I AM A ONE-PERSON OPERATION, SHOULD I BE A SOLE PROPRIETOR OR SHOULD I INCORPORATE?
Posted by Bob Voss
This subject gets asked of me a lot, and since it is rather complicated, I have decided to answer it in two blog posts. In Part #1 of the answer I will talk about liability protection and separating your personal assets from your business assets, and in Part #2, I will discuss taxes and the different ways you can pay yourself depending on the type your business organization. One of the best ways of thinking about the different type of business organizations is to look at how your state or the federal government looks at you and how they look at a business organization. For example if you go to the Secretary of State of your individual state and get a Certificate of Assumed name you are considered a Sole Proprietorship. This is the simplest form of business organization and in Minnesota for example the fee is only $25 by mail or $35 on line. You can then take the Certificate of Assumed name and get a business checking account. FYI, in some states, the name has to be published in a newspaper as well before it is considered valid. The state and the federal government both will then recognize your business, but because you are a sole proprietorship, the business is looked upon simply as you. From a liability standpoint this is not good. If your business does something wrong, not only is your business at risk for fault and damages, but so are you personally, and most, if not all, of your personal assets have been put at risk. For the most part, you and business are considered by the state and federal government as one and the same. If separating your personal and business assets is not important to you and don’t worry about anything really bad happening to your business, then a sole proprietorship might be OK.
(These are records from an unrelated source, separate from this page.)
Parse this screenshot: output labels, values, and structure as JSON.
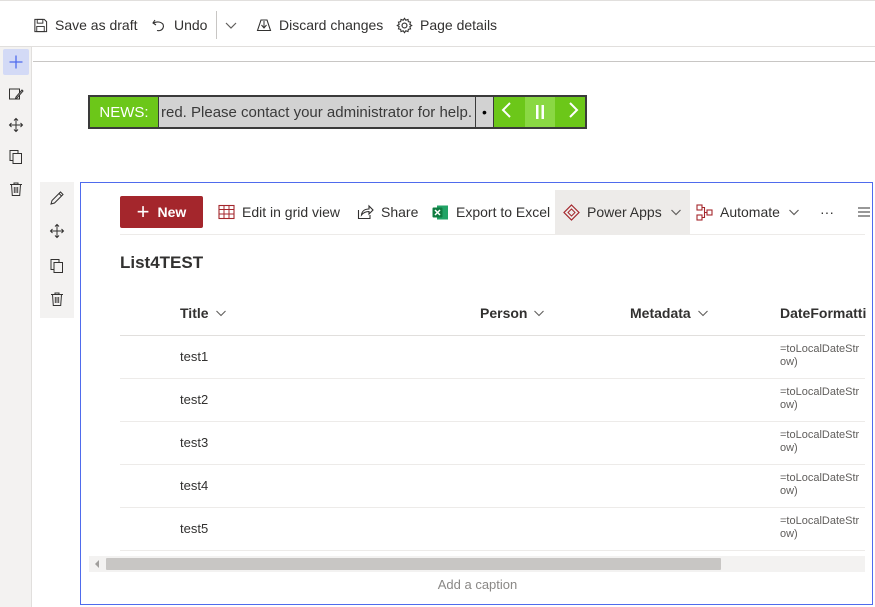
{
  "toolbar": {
    "save_label": "Save as draft",
    "undo_label": "Undo",
    "discard_label": "Discard changes",
    "details_label": "Page details"
  },
  "rail": {
    "icons": [
      "add-icon",
      "edit-section-icon",
      "move-icon",
      "duplicate-icon",
      "delete-icon"
    ]
  },
  "ticker": {
    "label": "NEWS:",
    "text": "red. Please contact your administrator for help.",
    "dot": "•",
    "colors": {
      "accent": "#6cc719",
      "text_bg": "#d2d2d2"
    }
  },
  "list": {
    "new_label": "New",
    "commands": {
      "grid": "Edit in grid view",
      "share": "Share",
      "export": "Export to Excel",
      "power_apps": "Power Apps",
      "automate": "Automate",
      "more": "···"
    },
    "title": "List4TEST",
    "columns": [
      "Title",
      "Person",
      "Metadata",
      "DateFormatti"
    ],
    "rows": [
      {
        "title": "test1",
        "date_line1": "=toLocalDateStr",
        "date_line2": "ow)"
      },
      {
        "title": "test2",
        "date_line1": "=toLocalDateStr",
        "date_line2": "ow)"
      },
      {
        "title": "test3",
        "date_line1": "=toLocalDateStr",
        "date_line2": "ow)"
      },
      {
        "title": "test4",
        "date_line1": "=toLocalDateStr",
        "date_line2": "ow)"
      },
      {
        "title": "test5",
        "date_line1": "=toLocalDateStr",
        "date_line2": "ow)"
      }
    ],
    "caption_placeholder": "Add a caption",
    "colors": {
      "new_button": "#a4262c",
      "selection_border": "#4f6bed"
    }
  }
}
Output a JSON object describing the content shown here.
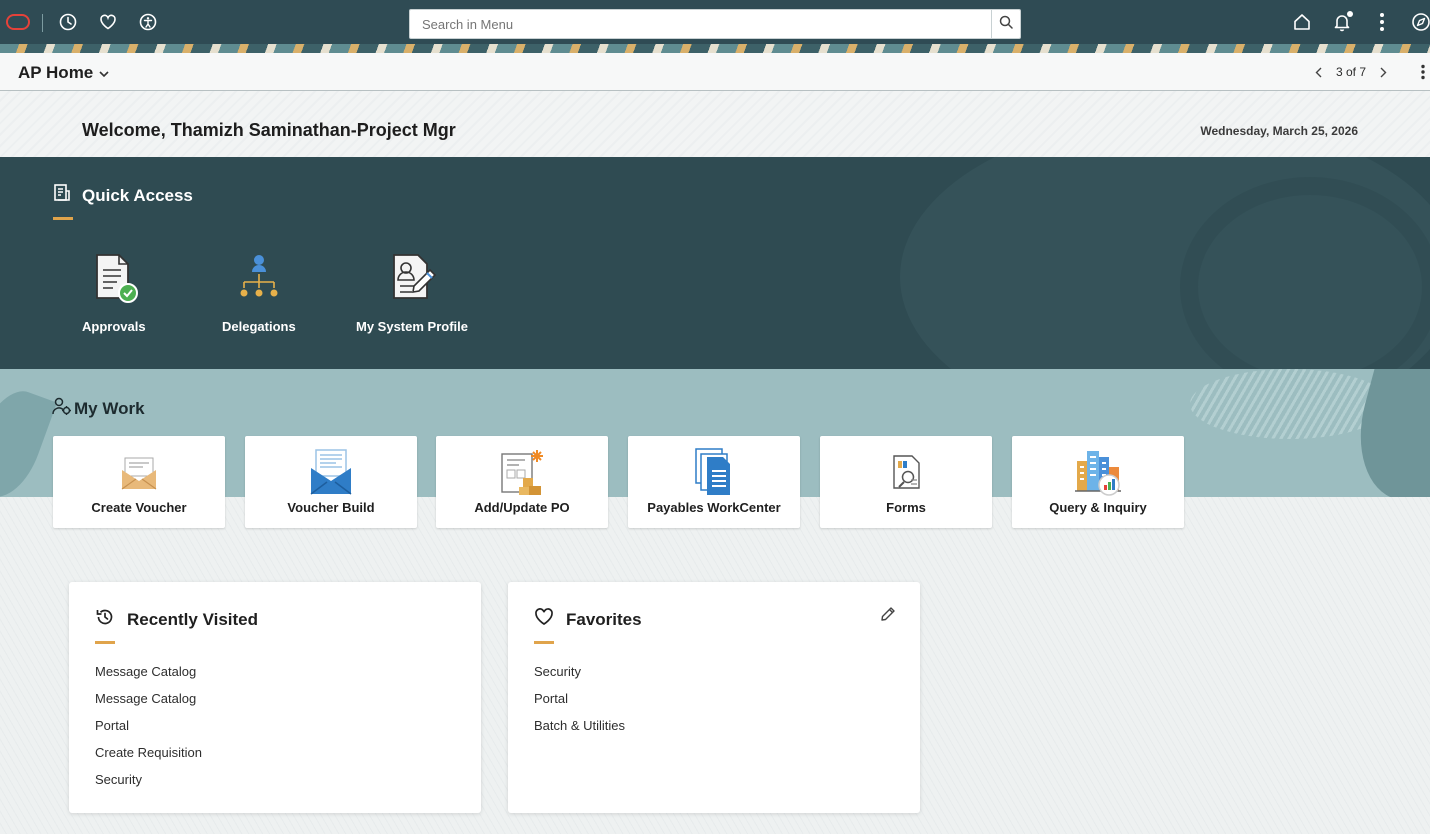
{
  "header": {
    "search_placeholder": "Search in Menu",
    "search_value": ""
  },
  "titlebar": {
    "title": "AP Home",
    "pager": "3 of 7"
  },
  "welcome": {
    "text": "Welcome, Thamizh Saminathan-Project Mgr",
    "date": "Wednesday, March 25, 2026"
  },
  "quick_access": {
    "title": "Quick Access",
    "tiles": [
      {
        "label": "Approvals"
      },
      {
        "label": "Delegations"
      },
      {
        "label": "My System Profile"
      }
    ]
  },
  "my_work": {
    "title": "My Work",
    "tiles": [
      {
        "label": "Create Voucher"
      },
      {
        "label": "Voucher Build"
      },
      {
        "label": "Add/Update PO"
      },
      {
        "label": "Payables WorkCenter"
      },
      {
        "label": "Forms"
      },
      {
        "label": "Query & Inquiry"
      }
    ]
  },
  "recently_visited": {
    "title": "Recently Visited",
    "items": [
      "Message Catalog",
      "Message Catalog",
      "Portal",
      "Create Requisition",
      "Security"
    ]
  },
  "favorites": {
    "title": "Favorites",
    "items": [
      "Security",
      "Portal",
      "Batch & Utilities"
    ]
  },
  "colors": {
    "header_bg": "#2f4b54",
    "quick_access_bg": "#2f4b52",
    "my_work_bg": "#9cbdc0",
    "accent": "#e0a44b",
    "oracle_red": "#e5423a"
  }
}
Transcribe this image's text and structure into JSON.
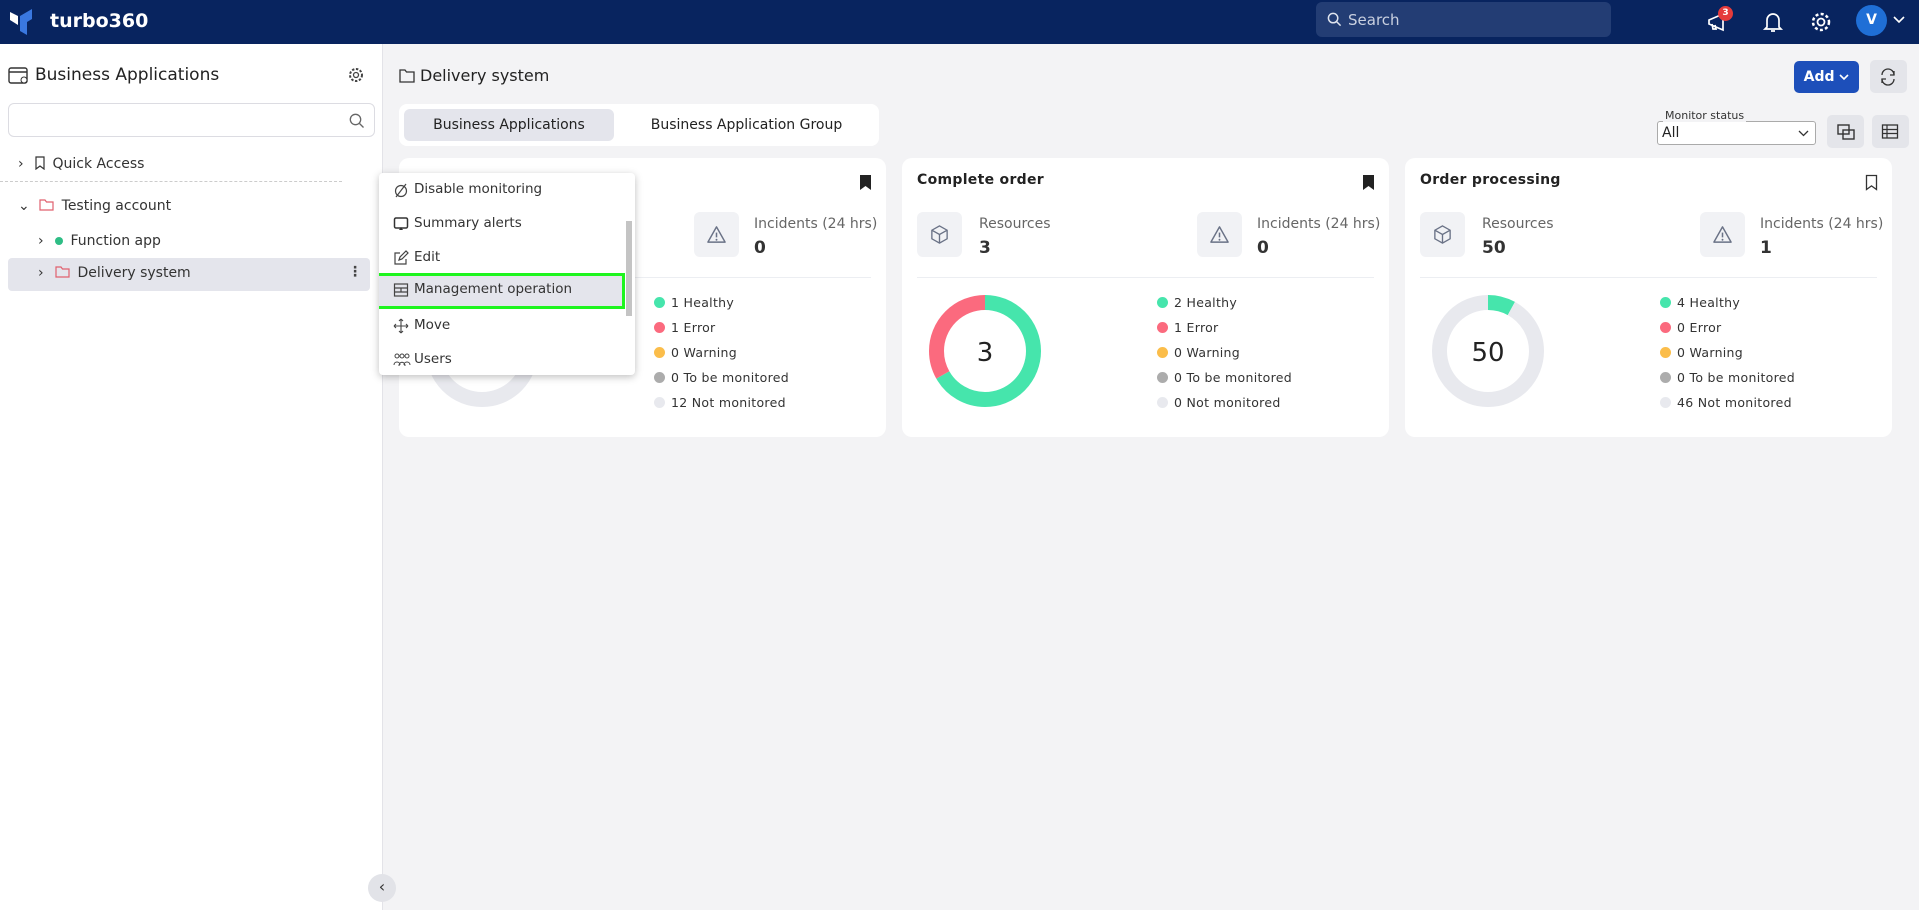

One of the major advantages of becoming a Corporation (“S” or “C”) or an LLC (Limited Liability Company) is that the state and federal governments look at you and your business independently. They no longer look at you and your business as the same thing. They look at you as the individual and your business as something completely separate. By incorporating or becoming an LLC you have separated your business assets from your personal assets, and your personal assets are no longer at risk for something the business does. I caution you here, every state is a little bit different so check with your Secretary of State and get your specific states information, not every state recognizes every business organization. If you go to the free stuff on the site I have included the web addresses for all 50 Secretary of States. Probably the biggest advantage then of being a Corporation or an LLC, is that the state and federal governments look on you and your business not as the same thing, but as two separate things. Because they look at two rather than one, your personal assets are not looked on as part of the business. Becoming a Corporation or an LLC gives your liability protection from something the business does. I recommend that all new businesses go the extra step, and pay the extra dollars to become a Corporation or an LLC. I do practice what I preach; Bizowner Training is a Limited Liability Company.
This is really important! Just because you go to the state, pay a fee, and get the notarized document back from the state to become a Corporation or an LLC, does not mean you now done. You have to act like a Corporation or an LLC, to be considered by the state and federal government as a “real” Corporation or LLC. This means you have to have Articles of Incorporation, or Member Control Agreements. You have to have annual meetings, even if you have only one shareholder or one member. You need a Corporate Record Book. You have to file annual renewals, and yes, you must pay your taxes.
If you don’t do all this stuff, your liability protection could be voided, because a judge might say you were not really acting like a corporation or LLC, you were acting like a sole proprietor. Keep your liability protection in place and follow through on the legal details of your business. I do encourage everyone starting a business to work with a competent attorney or accountant to get the legal foundation of your business solid before going forward!